It is widely known that volume is one of the main elements of trading. Knowing and understanding volume data gives you a remarkable advantage when analyzing the price dynamics.
I trade intraday depending on volume. I don’t need indicators or complex systems. I win by analyzing price action in its direct relationship to volume – nothing more and nothing less.
Volume is easy to understand once the basic principles of supply and demand are clear. I relate the volume to the price movement. Volume is money, and therefore the market’s energy supplier. If you study it, you can see how it is positioned and how the professionals operate the strong hands.
I understand that you want to follow your strategy, right? If the answer is yes, stop paying attention to the news and start trading based on real events, cash.
What is volume?
In trading, volume is a technical analysis indicator that reflects the number of transactions in a financial instrument traded in a given period. The volume shows the trend’s strength.
Volume is the force that moves prices. If the volume is strong while the price follows a trend, the trend will continue. However, if the volume is low, it would indicate the weakening of the trend and the upcoming correction.
Over time, the trend may revert, and the price correction should be accompanied by an increase in volume. Thus, the volume allows you to determine the strength of a trend at a given time.
How to measure it with the Session Volume indicator?
The technical analysis tool we will use in our strategy measures the number of shares or contracts traded in 24 hours of time. We will be referring to the volume in price levels or “price by volume.”
You can find the indicator in TradingView to implement on any chart. What levels of significance should we look for?
Point of Control (POC) is the price level for the period with the highest traded volume.
Thanks to the volume, time, and price data, you can quickly see the price levels in which the market has accumulated more orders.

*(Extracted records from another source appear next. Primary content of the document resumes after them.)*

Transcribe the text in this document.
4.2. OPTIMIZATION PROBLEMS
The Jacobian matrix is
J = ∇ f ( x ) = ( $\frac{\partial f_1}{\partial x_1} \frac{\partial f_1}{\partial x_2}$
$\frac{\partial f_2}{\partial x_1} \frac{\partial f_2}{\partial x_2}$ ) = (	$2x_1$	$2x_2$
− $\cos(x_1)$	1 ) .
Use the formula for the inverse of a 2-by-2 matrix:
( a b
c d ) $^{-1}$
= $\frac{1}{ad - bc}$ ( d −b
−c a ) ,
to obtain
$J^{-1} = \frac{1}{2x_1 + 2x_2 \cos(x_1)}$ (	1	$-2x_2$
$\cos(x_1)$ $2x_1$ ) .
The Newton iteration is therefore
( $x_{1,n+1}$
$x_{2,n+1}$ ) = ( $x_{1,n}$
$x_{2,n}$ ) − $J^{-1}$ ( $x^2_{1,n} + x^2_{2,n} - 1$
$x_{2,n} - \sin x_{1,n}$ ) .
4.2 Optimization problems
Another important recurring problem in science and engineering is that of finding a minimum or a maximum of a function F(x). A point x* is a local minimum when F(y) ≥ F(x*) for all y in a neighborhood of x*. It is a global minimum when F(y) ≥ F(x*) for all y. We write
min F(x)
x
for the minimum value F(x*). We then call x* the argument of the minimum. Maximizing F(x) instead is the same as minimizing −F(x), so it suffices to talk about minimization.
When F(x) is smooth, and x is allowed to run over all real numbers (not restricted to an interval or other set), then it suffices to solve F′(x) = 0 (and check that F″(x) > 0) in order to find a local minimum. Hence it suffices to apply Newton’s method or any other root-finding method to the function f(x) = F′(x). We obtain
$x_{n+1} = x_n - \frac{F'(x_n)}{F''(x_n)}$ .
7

Therefore, you can deduce which prices have had a greater interest, revealing levels of importance.
The usefulness of this tool is to help you determine relevant support and resistance on the chart.
A price range in which a lot of the volume accumulates is a level that market participants consider important. The interest in buying or selling at particular prices causes the relevant supports and resistances to form.
According to the basic technical analysis, a support level is a price level that will support a price on its way down and a resistance level is a price level that will resist price on its way up.
Therefore, one can conclude that a price level near the bottom of the profile, which heavily favors the buy-side in terms of volume, is a good indication of a support level.
The opposite is also true. A price level near the top of the profile, which heavily favors sell-side volume, is a good indication of a resistance level.
Relative Strength Index (RSI)
The Relative Strength Index (RSI) is a well-versed momentum-based oscillator that is used to measure the speed (velocity) as well as the change (magnitude) of directional price movements. Essentially RSI, when graphed, provides a visual means to monitor both the current, as well as historical, strength and weakness of a particular market.
The strength or weakness is based on closing prices throughout a specified trading period creating a reliable metric of price and momentum changes.
Given the popularity of cash-settled instruments (stock indexes) and leveraged financial products (the entire field of derivatives), RSI has proven to be a viable price movement indicator.
What to look for: Overbought or oversold
The RSI’s creator, J. Welles Wilder, believed that when prices rose very rapidly and momentum was high enough, the underlying financial instrument/commodity would be considered overbought, and a selling opportunity was possibly at hand.
Likewise, when prices dropped rapidly and, therefore, momentum was low enough, the financial instrument would at some point be considered oversold, presenting a possible buying opportunity.
There are set number ranges within RSI that Wilder considers useful and noteworthy in this regard. According to Wilder, any number above 70 should be considered overbought and any number below 30 should be considered oversold.
An RSI between 30 and 70 was considered neutral, and an RSI around 50 signified “no trend”.
Some traders believe that Wilder’s overbought/oversold ranges are too wide and choose to alter those ranges. For example, someone might consider any number above 80 as overbought and anything below 20 as oversold. This is entirely at the trader’s discretion.
Now, I will explain what to look for and how to apply the theory to the charts.
In the chart below, we have two sessions (2 days) of EUR/USD pair. The session Volume indicator helps us identify first the POC Zone. Then we should watch RSI, looking for overbought/oversold conditions.
In this case, RSI is indicating oversold, and the price fell and got away from the POC zone of 2 sessions. So, we’d expect the price to come back to the POC zone because that zone is where traders were negotiating.
Look at the chart below. The.” price moved up to the POC zone.
Tip: You should wait until RSI is just above 30.
I will show you another example. We see that RSI is oversold when the price had fallen.
We should wait until RSI is above 30 to buy. Look at the chart above.